To run the code, make sure you have the required Python libraries installed. You can install them using the following:
pip install numpy pandas scikit-learne
Clone the repository:
git clone https://github.com/yourusername/email-classification.git
cd email-classification
Download the training dataset (emails_dataset.csv) and test dataset (test_emails.csv) and place them in the project folder.
Run the provided Python script:
python spam_detector.py
The script will load the training data, preprocess it, train a Naive Bayes classifier, and then evaluate its performance on a test dataset. The classification report will be printed, showing metrics such as precision, recall, and F1-score.
The code is structured as follows:
Loading and Preprocessing Data: The training data is loaded from the emails_dataset.csv file, and any NaN values in the "Message" column are filled with empty strings.
Feature Extraction: The CountVectorizer is used to convert the text data into a bag-of-words representation. This is essential for training the Naive Bayes classifier.
Train-Test Split: The dataset is split into training and testing sets using the train_test_split function from scikit-learn.
Model Training: A Multinomial Naive Bayes classifier is trained using the training data.
Model Evaluation: The model is evaluated on the test set, and a classification report is printed, providing insights into its performance.

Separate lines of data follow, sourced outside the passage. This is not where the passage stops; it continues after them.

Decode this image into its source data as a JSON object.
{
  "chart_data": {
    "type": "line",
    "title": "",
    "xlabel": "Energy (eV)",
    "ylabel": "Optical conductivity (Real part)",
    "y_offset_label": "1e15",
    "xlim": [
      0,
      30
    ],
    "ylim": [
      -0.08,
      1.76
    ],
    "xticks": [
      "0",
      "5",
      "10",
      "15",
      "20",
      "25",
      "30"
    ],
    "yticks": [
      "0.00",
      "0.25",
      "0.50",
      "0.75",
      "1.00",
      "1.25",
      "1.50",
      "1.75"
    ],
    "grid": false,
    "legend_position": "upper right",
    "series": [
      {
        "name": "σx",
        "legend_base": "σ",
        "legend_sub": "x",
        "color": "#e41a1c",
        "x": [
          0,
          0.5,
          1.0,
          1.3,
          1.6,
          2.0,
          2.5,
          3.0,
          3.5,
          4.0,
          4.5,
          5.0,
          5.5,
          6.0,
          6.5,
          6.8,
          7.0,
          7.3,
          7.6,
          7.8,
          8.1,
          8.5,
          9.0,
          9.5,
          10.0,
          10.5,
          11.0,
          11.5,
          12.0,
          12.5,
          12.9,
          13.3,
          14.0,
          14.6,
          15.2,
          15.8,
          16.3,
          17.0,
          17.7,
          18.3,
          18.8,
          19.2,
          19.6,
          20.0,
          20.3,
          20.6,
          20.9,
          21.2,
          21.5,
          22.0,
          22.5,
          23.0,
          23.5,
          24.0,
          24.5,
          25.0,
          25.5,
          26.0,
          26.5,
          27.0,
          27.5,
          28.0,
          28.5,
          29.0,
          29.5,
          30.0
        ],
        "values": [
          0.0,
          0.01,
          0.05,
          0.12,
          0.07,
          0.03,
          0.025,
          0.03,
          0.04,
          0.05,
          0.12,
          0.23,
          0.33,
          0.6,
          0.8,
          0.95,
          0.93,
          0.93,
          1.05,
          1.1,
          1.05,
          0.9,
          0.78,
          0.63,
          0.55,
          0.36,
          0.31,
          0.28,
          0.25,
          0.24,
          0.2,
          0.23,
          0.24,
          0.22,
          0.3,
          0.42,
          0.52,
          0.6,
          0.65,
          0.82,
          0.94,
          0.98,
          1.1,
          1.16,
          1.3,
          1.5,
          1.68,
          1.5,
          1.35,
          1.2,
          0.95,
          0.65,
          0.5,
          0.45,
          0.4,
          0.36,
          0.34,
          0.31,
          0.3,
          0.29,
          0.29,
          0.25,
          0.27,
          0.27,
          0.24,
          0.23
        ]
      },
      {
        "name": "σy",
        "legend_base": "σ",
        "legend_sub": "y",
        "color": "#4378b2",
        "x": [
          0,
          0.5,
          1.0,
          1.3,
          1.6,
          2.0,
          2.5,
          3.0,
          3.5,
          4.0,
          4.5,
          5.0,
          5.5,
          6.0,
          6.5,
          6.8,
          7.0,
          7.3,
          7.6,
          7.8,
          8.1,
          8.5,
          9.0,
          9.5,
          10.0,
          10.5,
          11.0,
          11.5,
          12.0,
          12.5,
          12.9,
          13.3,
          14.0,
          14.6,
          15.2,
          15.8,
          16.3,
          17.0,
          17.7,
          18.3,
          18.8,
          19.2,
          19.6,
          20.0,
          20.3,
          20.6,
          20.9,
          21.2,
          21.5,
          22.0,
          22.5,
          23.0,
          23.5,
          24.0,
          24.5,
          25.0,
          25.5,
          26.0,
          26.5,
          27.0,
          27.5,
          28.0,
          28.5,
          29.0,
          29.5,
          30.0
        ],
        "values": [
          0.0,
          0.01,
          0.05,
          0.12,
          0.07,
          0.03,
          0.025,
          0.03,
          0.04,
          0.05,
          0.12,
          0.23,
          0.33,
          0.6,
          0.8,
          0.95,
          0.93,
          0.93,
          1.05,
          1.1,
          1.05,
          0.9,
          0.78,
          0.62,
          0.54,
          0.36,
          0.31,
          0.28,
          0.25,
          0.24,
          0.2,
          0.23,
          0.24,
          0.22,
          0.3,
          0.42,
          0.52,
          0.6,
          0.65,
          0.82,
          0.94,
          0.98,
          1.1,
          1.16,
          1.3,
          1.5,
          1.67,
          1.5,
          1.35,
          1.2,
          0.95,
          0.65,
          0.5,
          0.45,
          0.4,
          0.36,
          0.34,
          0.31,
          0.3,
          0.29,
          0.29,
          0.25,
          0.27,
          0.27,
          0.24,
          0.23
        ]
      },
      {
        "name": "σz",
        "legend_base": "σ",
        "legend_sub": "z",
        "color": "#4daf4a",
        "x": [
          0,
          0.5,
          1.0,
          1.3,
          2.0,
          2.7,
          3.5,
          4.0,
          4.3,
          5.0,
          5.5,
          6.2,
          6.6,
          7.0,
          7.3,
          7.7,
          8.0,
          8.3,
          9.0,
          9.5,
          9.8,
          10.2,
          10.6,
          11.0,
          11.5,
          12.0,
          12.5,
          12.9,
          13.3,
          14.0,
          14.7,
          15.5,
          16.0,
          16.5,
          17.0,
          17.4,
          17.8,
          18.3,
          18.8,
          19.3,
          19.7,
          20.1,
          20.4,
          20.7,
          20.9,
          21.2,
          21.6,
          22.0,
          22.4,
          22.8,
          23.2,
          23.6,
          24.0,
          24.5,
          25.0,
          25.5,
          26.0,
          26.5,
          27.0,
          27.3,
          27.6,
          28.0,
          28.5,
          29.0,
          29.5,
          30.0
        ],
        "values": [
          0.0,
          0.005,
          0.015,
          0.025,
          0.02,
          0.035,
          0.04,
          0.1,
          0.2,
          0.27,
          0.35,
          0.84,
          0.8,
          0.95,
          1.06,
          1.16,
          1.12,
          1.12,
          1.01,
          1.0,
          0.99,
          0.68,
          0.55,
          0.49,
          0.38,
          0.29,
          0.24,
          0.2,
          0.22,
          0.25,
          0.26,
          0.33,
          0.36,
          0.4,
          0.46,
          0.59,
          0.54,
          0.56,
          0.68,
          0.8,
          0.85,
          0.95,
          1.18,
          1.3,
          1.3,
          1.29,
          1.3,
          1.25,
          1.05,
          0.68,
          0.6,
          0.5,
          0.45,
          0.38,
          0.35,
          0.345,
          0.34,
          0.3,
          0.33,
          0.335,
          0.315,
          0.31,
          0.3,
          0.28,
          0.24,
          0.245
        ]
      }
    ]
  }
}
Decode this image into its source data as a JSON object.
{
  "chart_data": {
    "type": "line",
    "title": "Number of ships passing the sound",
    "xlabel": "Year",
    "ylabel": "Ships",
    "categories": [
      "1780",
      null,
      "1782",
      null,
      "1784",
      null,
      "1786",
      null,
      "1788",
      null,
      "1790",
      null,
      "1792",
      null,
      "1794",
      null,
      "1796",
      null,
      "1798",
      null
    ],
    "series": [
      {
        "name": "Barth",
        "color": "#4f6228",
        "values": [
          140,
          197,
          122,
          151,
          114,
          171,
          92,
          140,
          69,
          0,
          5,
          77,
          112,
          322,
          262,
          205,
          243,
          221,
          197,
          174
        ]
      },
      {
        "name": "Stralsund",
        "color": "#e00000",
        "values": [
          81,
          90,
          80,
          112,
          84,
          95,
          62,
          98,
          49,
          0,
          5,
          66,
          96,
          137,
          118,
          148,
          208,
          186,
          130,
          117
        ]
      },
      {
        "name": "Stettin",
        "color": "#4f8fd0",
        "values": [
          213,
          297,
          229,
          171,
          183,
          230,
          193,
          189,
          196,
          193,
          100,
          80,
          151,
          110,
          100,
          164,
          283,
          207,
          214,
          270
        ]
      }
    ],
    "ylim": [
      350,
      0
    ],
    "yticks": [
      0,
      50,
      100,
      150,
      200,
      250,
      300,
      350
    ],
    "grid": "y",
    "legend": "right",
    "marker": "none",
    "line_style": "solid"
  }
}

Testing the Model: The trained model is applied to a new dataset (test_emails.csv), and the predictions are displayed alongside the original messages.
The classification report printed after model evaluation provides information about the precision, recall, and F1-score for each class. Additionally, the predictions on the test dataset are presented in a DataFrame for further analysis.
Feel free to modify the script, tweak parameters, or use your own datasets to experiment with different configurations.